Similarly, grey-zone conflicts operate below conventional war thresholds, avoiding direct escalation while fostering prolonged and ambiguous confrontations. These forms of conflict challenge the Clausewitzian model, introducing complex, undefined parameters that complicate strategic calculations.
Despite these evolving dynamics, conventional warfare remains a persistent reality. Modern conflict operates along a continuum that encompasses competition, crisis, combat, and resolution. This continuum is complex and fluid, as illustrated by recent conflicts in Gaza. Israel’s engagement with Hamas represents a conventional conflict, while parallel engagements with the Houthis and Iran reflect less conventional forms of warfare, each distinct yet occurring concurrently.

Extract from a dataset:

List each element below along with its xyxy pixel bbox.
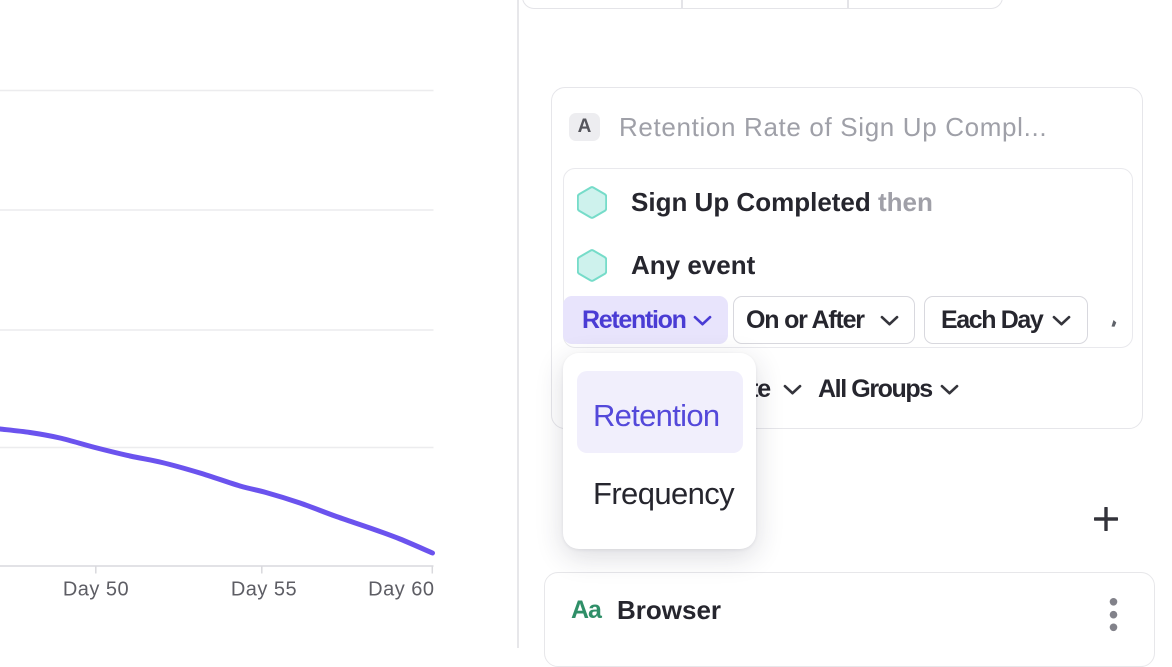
svg-text:Day 60: Day 60 [368, 579, 434, 601]
svg-text:Day 55: Day 55 [231, 579, 297, 601]
svg-text:Day 50: Day 50 [63, 579, 129, 601]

Given this complexity, it is evident that technological advancement alone is insufficient to ensure success in future conflicts. While technology is a critical enabler, victory will ultimately depend on the development of innovative concepts, adaptive doctrines, and resilient organisational structures. It will require the establishment of new cultural norms and operational processes that align with the demands of modern and future warfare. In essence, while technology forms a crucial part of the solution, it must be integrated within a broader framework of strategic and organisational evolution to achieve enduring success.